Le « vrai » Joe, celui qu’adulent les foules aux quatre coins du monde, n’étouffe pourtant pas complètement sous le bâillon. Cordes, hautbois et piano, chacun brillanté par son sentimentalisme notoire, forment l’élégant triumvirat d’un Love Theme d’où l’espoir ruisselle en filets d’argent. La foi en de meilleurs lendemains, voici ce qui manque cruellement à une planète aride, harcelée par des essaims de tanks pareils à d’immenses cloportes d’acier. Les nombreuses batailles voyant s’entre-déchirer ces léviathans avec des motards trompe-la-mort sont, pour un Hisaishi qui ne demande rien tant qu’en découdre, autant de prétextes à charger bille en tête.
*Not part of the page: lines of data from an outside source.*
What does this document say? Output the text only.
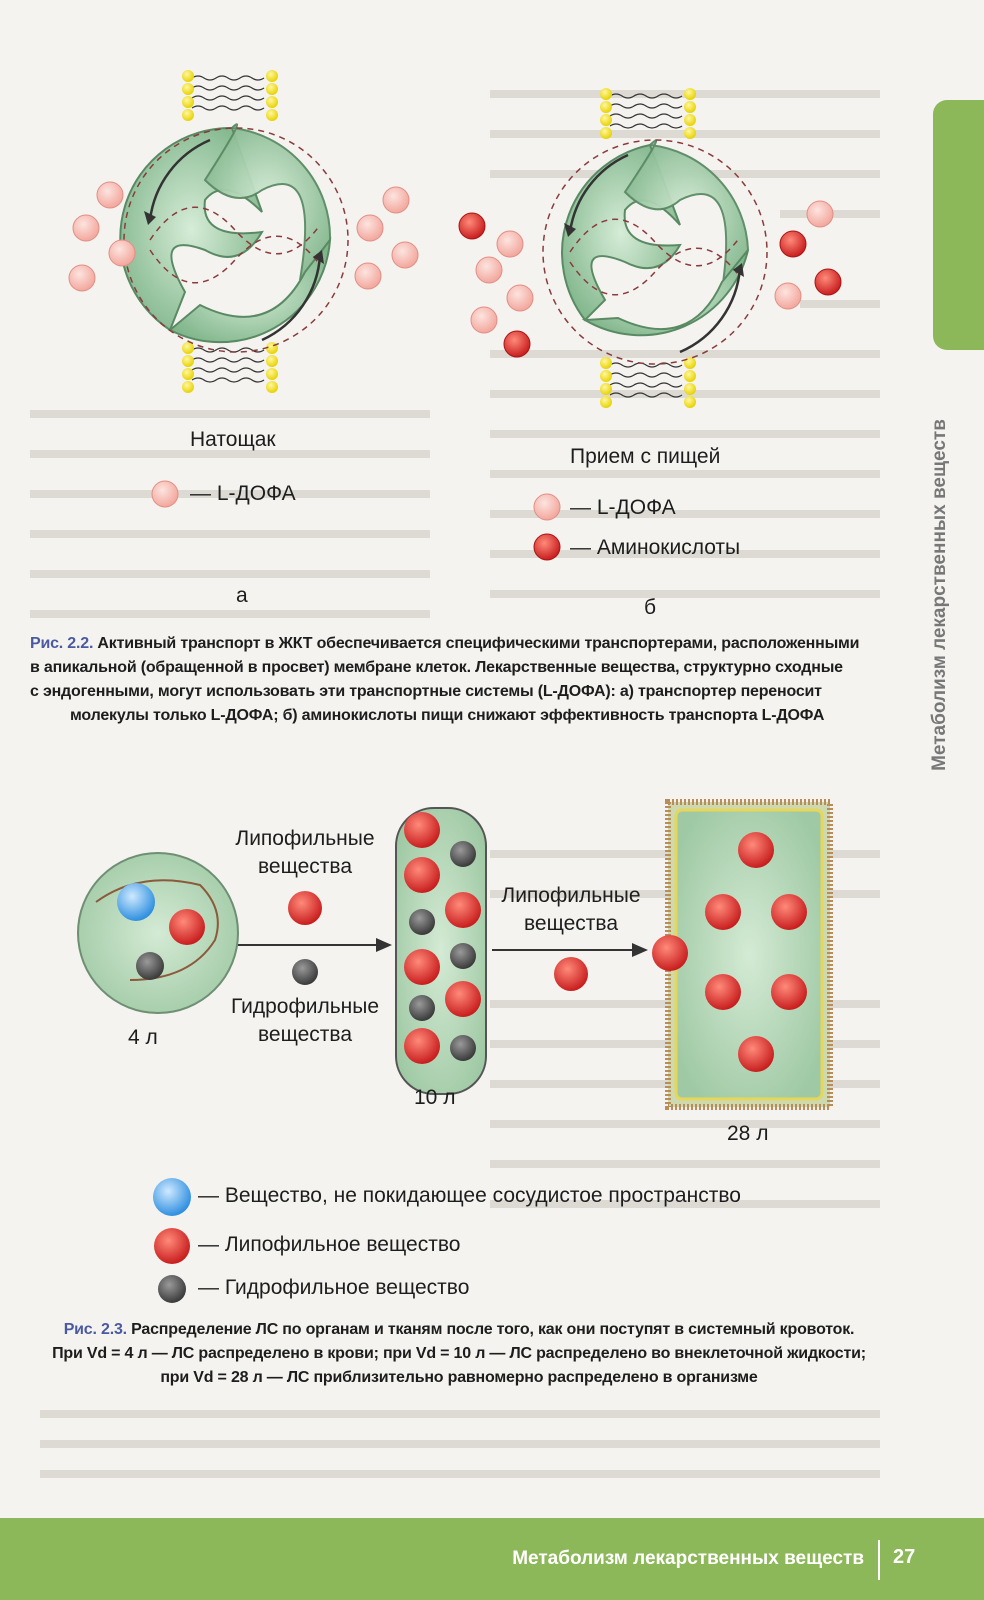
Натощак
— L-ДОФА
а
Прием с пищей
— L-ДОФА
— Аминокислоты
б
Рис. 2.2. Активный транспорт в ЖКТ обеспечивается специфическими транспортерами, расположенными
в апикальной (обращенной в просвет) мембране клеток. Лекарственные вещества, структурно сходные
с эндогенными, могут использовать эти транспортные системы (L-ДОФА): а) транспортер переносит
молекулы только L-ДОФА; б) аминокислоты пищи снижают эффективность транспорта L-ДОФА
Липофильные
вещества
Гидрофильные
вещества
Липофильные
вещества
4 л
10 л
28 л
— Вещество, не покидающее сосудистое пространство
— Липофильное вещество
— Гидрофильное вещество
Рис. 2.3. Распределение ЛС по органам и тканям после того, как они поступят в системный кровоток.
При Vd = 4 л — ЛС распределено в крови; при Vd = 10 л — ЛС распределено во внеклеточной жидкости;
при Vd = 28 л — ЛС приблизительно равномерно распределено в организме
Метаболизм лекарственных веществ
Метаболизм лекарственных веществ 27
Il s’y emploie avec les moyens du bord, cahin-caha, la formation de toute évidence modeste sous son égide s’estompant fréquemment à l’avantage de remous électroniques, frappés au coin reconnaissable entre mille des eighties. Parti-pris revendiqué d’un air crâne ou solution de rechange sur laquelle on se serait rabattu la mort dans l’âme ? Au souvenir des agapes symphoniques d’Arion, précédente collaboration entre Yasuhiko et Hisaishi, il serait tentant de favoriser la deuxième hypothèse. Qu’importe, au fond. Trop fiers pour chercher à se draper des reflets artificieux du similor, les synthés assument leurs guenilles en multipliant onomatopées sonores et pulsations taillées d’une pièce. Cette absence de subtilité frustrerait peut-être ailleurs. Mais ici, dans un film effréné comme l’est Venus Wars, elle bombarde de stimuli primitifs ainsi que le ferait une Gatling. Avec, pour cœur de cible, une jeunesse refusant de se laisser domestiquer, qui écrit son futur dans un océan de poussière.